Inconvénient : ces informaticiens se prennent souvent pour des vedettes et ont tendance à n’en faire qu’à leur tête, sans tenir compte des attentes des consommateurs. Pour empêcher cette dérive naturelle, des prototypes de leurs programmes sont régulièrement soumis au verdict des utilisateurs. A cette fin, les équipes de Redmond se sont dotées de quinze «laboratoires», tous aménagés sur le même modèle : deux pièces séparées par une glace sans tain. Dans l’une, un cobaye, placé devant un ordinateur, travaille sur une ébauche de logiciel ; dans l’autre, un spécialiste observe ses faits et gestes retransmis par deux caméras et un microphone. «Nous demandons à nos volontaires de commenter à voix haute ce qu’ils font, explique Mark Simpson, directeur des laboratoires. Cela nous permet de comprendre ce qui se passe dans leur tête lorsqu’ils utilisent nos futurs produits et de déceler d’éventuels problèmes.»

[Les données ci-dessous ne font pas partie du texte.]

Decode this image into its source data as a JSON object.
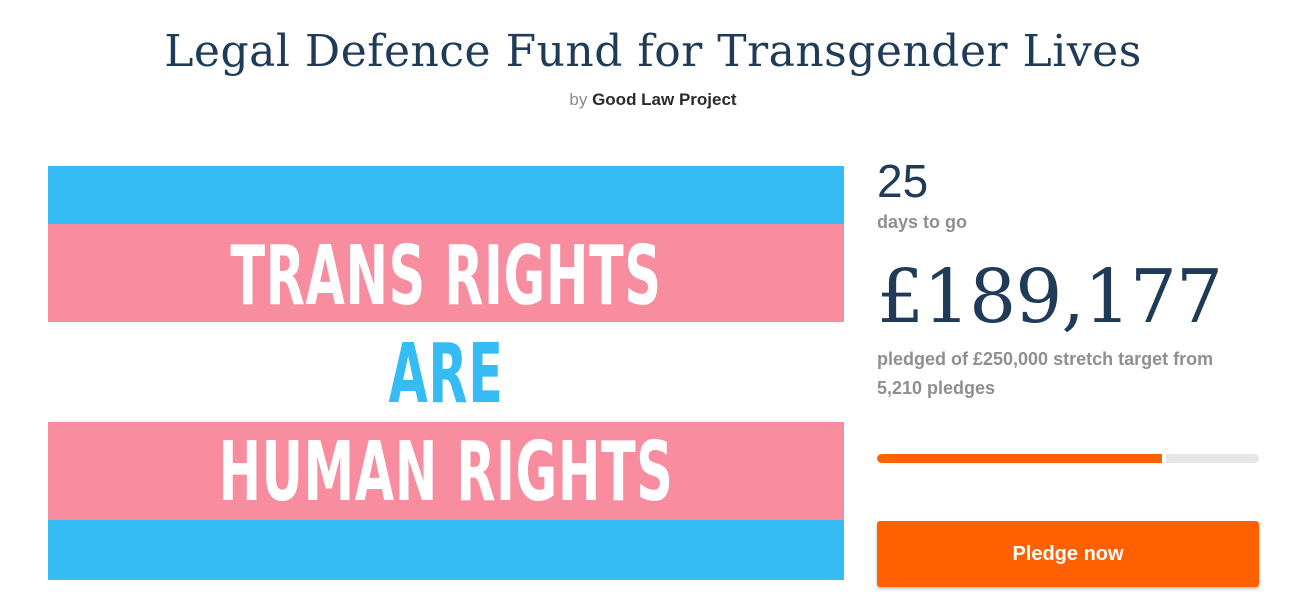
{
  "campaign": {
    "title": "Legal Defence Fund for Transgender Lives",
    "by_prefix": "by",
    "author": "Good Law Project"
  },
  "hero_image": {
    "line1": "TRANS RIGHTS",
    "line2": "ARE",
    "line3": "HUMAN RIGHTS",
    "colors": {
      "blue": "#35bcf5",
      "pink": "#f88da0",
      "white": "#ffffff"
    }
  },
  "stats": {
    "days_count": "25",
    "days_label": "days to go",
    "amount": "£189,177",
    "pledge_summary": "pledged of £250,000 stretch target from 5,210 pledges",
    "progress_fraction": 0.756
  },
  "actions": {
    "pledge_label": "Pledge now"
  },
  "colors": {
    "accent": "#ff6000",
    "heading": "#1f3b57",
    "muted": "#8f8f8f"
  }
}
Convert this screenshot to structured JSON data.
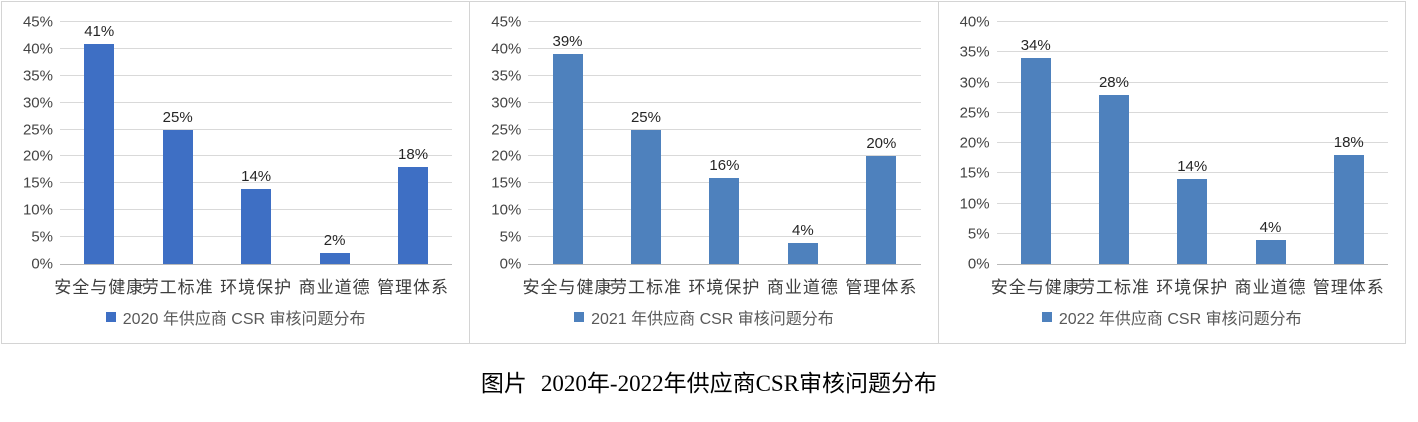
{
  "caption": {
    "prefix": "图片",
    "text": "2020年-2022年供应商CSR审核问题分布"
  },
  "chart_data": [
    {
      "type": "bar",
      "title": "",
      "categories": [
        "安全与健康",
        "劳工标准",
        "环境保护",
        "商业道德",
        "管理体系"
      ],
      "values": [
        41,
        25,
        14,
        2,
        18
      ],
      "value_labels": [
        "41%",
        "25%",
        "14%",
        "2%",
        "18%"
      ],
      "legend": "2020 年供应商 CSR 审核问题分布",
      "xlabel": "",
      "ylabel": "",
      "ylim": [
        0,
        45
      ],
      "ytick_step": 5,
      "ytick_suffix": "%",
      "grid": true,
      "legend_position": "bottom",
      "bar_color": "#3e6fc4"
    },
    {
      "type": "bar",
      "title": "",
      "categories": [
        "安全与健康",
        "劳工标准",
        "环境保护",
        "商业道德",
        "管理体系"
      ],
      "values": [
        39,
        25,
        16,
        4,
        20
      ],
      "value_labels": [
        "39%",
        "25%",
        "16%",
        "4%",
        "20%"
      ],
      "legend": "2021 年供应商 CSR 审核问题分布",
      "xlabel": "",
      "ylabel": "",
      "ylim": [
        0,
        45
      ],
      "ytick_step": 5,
      "ytick_suffix": "%",
      "grid": true,
      "legend_position": "bottom",
      "bar_color": "#4e81bd"
    },
    {
      "type": "bar",
      "title": "",
      "categories": [
        "安全与健康",
        "劳工标准",
        "环境保护",
        "商业道德",
        "管理体系"
      ],
      "values": [
        34,
        28,
        14,
        4,
        18
      ],
      "value_labels": [
        "34%",
        "28%",
        "14%",
        "4%",
        "18%"
      ],
      "legend": "2022 年供应商 CSR 审核问题分布",
      "xlabel": "",
      "ylabel": "",
      "ylim": [
        0,
        40
      ],
      "ytick_step": 5,
      "ytick_suffix": "%",
      "grid": true,
      "legend_position": "bottom",
      "bar_color": "#4e81bd"
    }
  ],
  "colors": {
    "gridline": "#d9d9d9",
    "axis": "#b9b9b9",
    "panel_border": "#d4d4d4",
    "tick_text": "#444444",
    "category_text": "#3d3d3d",
    "legend_text": "#595959"
  }
}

Pas moins de 300 cobayes défilent ici chaque mois. Ils s’engagent, pour deux ans, à ne jamais parler à l’extérieur de ce qu’ils ont vu ; en échange de leur collaboration, ils reçoivent le logiciel de leur choix. Leurs remarques ne portent souvent que sur des détails. Par exemple, l’idée de garder en mémoire les dix dernières opérations effectuées sur Excel  un programme qui permet de manipuler des tableaux de chiffres  vient de l’un d’eux. Mais c’est à coups de petites retouches accumulées qu’un logiciel acquière sa présentation définitive.
Pour Windows 95, ce sont soixante tests de ce type qui ont été réalisés avant le «ship day», le jour où, solennellement, les «developpers» ont remis aux services de production le «golden master disk». Cette matrice est duplicable à l’infini : dans l’usine Microsoft, à quelques kilomètres de Redmond, douze secondes suffisent pour recopier sur une disquette un programme dont la gestation aura duré vingt-quatre mois.
De notre envoyé spécial à Seattle, Jacques Henno

Des managers brillants et originaux

Avec son col ouvert et son jean, Charles Simonyi ressemble à n’importe quel «developper» de Microsoft. Pourtant, son arrivée à la cantine ne passe jamais inaperçue. «Regarde, c’est l’inventeur de Multiplan», murmure-t-on autour de lui. Ce logiciel de calculs, lancé en 1982 (sa dernière version s’appelle Excel), a changé la vie de tous ceux qui manipulent des chiffres. Né en Hongrie, Charles Simonyi a découvert l’informatique à 16 ans, sur un Oural 2, l’ordinateur russe qui équipait l’université de Budapest. A 20 ans, il était étudiant à Berkeley, une des meilleures universités californiennes. Quatre ans plus tard, il était embauché par Microsoft, pour développer des tableurs et les traitements de texte. Aujourd’hui, âgé de 38 ans, il travaille avec Nathan Myhrvold, le directeur de la recherche chez Microsoft. Lui non plus ne passe pas inaperçu : ce titulaire d’un doctorat en physique, ancien collaborateur de l’astrophysicien Stephen Hawking, conduit un Hummer, une Jeep utilisée par l’armée américaine pendant la guerre du Golfe.